Friday, April 30, 2010
What is Tempered Glass?
Tempered glass is a type of safety glass that is used when there is a fear of breakage if standard glass had been used. Tempered glass is four to five times stronger than standard glass. When it breaks, it breaks into thousands of tiny (about 1/8 inch)pieces versus large sharp pointed pieces. This is why it is used in applications like shower doors, skylights, windows, and refrigerator shelves. However, you do still need to wear gloves when handling broken tempered glass since it can be a little sharp.
This type of glass is manufactured through a process of extreme heating and rapid cooling, making it harder than normal glass. Recycled glass artists can use this type of glass in casting (after it is broken and therefore, no longer tempered). I often obtain large sheets of donated tempered glass and then need to break it up in order to stack it into a plaster/silica mold.

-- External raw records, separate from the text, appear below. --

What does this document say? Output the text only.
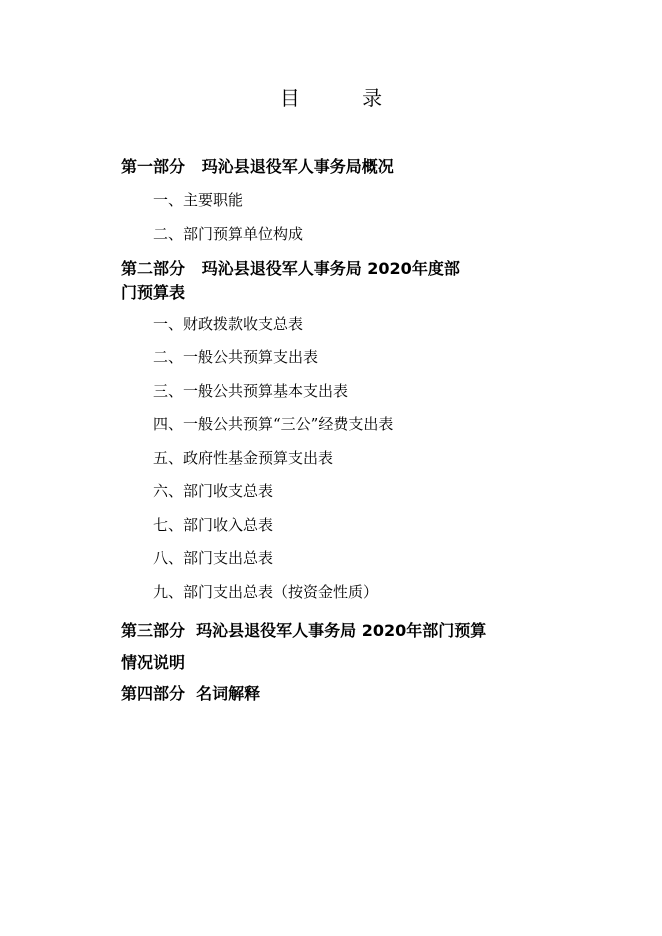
目 录
第一部分   玛沁县退役军人事务局概况
一、主要职能
二、部门预算单位构成
第二部分   玛沁县退役军人事务局 2020年度部
门预算表
一、财政拨款收支总表
二、一般公共预算支出表
三、一般公共预算基本支出表
四、一般公共预算“三公”经费支出表
五、政府性基金预算支出表
六、部门收支总表
七、部门收入总表
八、部门支出总表
九、部门支出总表（按资金性质）
第三部分  玛沁县退役军人事务局 2020年部门预算
情况说明
第四部分  名词解释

First, I place a sheet of plastic on the floor that is a little larger than the glass sheet. I then lay the glass sheet flat on top of it. I next take a pointed metal hole punch (see photo above) or a screwdriver with a pointed tip and hammer in the same exact spot. It can take several minutes of hammering and you must keep the point of your tool in the exact same position. Eventually you will see a small chip in the glass and you continue to hammer the metal tip into this glass chip. You will soon hear this loud pop sound and crackling noise as thousands of little cracks expand throughout the glass piece. You can also use a drill with a bit for drilling a hole.
Taking ordinary glass into a tempered state involves heating the glass in a special furnace to approximately 1260degrees Fahrenheit then setting a permanent tension between the glass “core” and outer surfaces by rapidly cooling the glass in a high pressure quench. So when fully tempered glass is broken, the release of tension between the surfaces initiates a cascade of much smaller glass fragments than ordinary annealed glass. It is very difficult if not impossible to create large sheets of tempered glass in non-factory type glass studios.